Maybe News Outlets Should Be Paying For Interviews
NBC News is disputing a report that the network is paying Paris Hilton for her first interview after she is released from jail. There are conflicting reports in the press, with the New York Times reporting that NBC outbid ABC's $100,000 offer and the Washington Post suggesting that "a mega-payment [from NBC to Hilton] might go toward personal video and images of the celebrity party girl." That would be one method for getting around the criticism that you're "paying" for the interview that still allows you to, you know, pay for it. There are plenty more.

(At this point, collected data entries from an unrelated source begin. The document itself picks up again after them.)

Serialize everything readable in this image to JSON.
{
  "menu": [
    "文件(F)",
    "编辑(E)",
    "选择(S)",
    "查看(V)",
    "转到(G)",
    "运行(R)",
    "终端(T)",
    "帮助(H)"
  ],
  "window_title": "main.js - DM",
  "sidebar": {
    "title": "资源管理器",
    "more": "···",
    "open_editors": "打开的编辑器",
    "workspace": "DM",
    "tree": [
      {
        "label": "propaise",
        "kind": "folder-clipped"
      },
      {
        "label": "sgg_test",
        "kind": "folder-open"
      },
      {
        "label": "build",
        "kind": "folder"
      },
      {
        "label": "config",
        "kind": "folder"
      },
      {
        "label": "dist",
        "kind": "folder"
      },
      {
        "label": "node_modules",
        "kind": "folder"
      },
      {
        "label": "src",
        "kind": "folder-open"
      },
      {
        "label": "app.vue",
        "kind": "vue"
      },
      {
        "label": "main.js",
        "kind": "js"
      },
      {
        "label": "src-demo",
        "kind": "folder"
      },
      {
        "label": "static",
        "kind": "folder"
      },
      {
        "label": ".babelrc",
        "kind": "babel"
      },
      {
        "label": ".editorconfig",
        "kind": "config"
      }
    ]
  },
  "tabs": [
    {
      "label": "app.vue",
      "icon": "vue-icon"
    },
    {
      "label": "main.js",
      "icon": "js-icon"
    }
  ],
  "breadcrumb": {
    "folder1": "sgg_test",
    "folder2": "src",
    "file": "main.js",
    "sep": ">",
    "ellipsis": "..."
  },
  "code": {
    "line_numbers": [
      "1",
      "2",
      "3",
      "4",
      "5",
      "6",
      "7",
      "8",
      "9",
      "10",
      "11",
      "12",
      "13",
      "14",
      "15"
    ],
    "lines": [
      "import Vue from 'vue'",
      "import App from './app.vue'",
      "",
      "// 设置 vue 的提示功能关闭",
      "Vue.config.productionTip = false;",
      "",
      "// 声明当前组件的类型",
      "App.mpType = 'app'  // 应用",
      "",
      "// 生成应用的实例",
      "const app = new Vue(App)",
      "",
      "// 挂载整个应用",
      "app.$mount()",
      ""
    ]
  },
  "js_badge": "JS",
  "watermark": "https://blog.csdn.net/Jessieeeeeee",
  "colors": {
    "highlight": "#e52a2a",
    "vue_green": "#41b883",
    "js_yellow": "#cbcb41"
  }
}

Newspapers today are filled with tales of network tactics for convincing interviewees to speak to them that don't involve showing up at their door with a bag of cash emblazoned with a dollar sign. From the Post:
"Today" aired a Matt Lauer interview this week with Britain's Princes Harry and William that happened to take place after NBC's entertainment division agreed to pay more than $2 million for a July tribute concert marking the 10th anniversary of the death of their mother, Princess Diana.The Los Angeles Times, calling checkbook journalism a "badly kept secret in the industry," notes that networks can offer "free hotel rooms and entertainment while interview subjects are in New York, payment for the 'licensing' of home videos and photos to illustrate the story, and other incentives, according to industry veterans. If the costs are too egregious, often the project is shifted to a network's entertainment division, which can pay subjects through production contracts."
In 2003, CBS's "60 Minutes" scored an interview with Michael Jackson right after the network's entertainment division agreed to air a music special featuring the singer, who was then charged with child molestation. CBS also dangled the possibility of movie and book deals when its news division was pursuing an interview with Jessica Lynch, the soldier who was rescued in Iraq.
In light of all this, it seems to me that the time has come for networks to simply end the charade. Why don't they just pay for these interviews and then disclose that they've done so to their audience? Wouldn't that ultimately be more journalistically honest – and even, on this skewed scale, more ethical? I'm not suggesting this approach for interviews with serious newsmakers, where there should never be payment made, de facto or otherwise. But when you're dealing with a subject like Paris Hilton – who isn't exactly Mahmoud Ahmadinejad – perhaps the time has come to start leveling with the audience.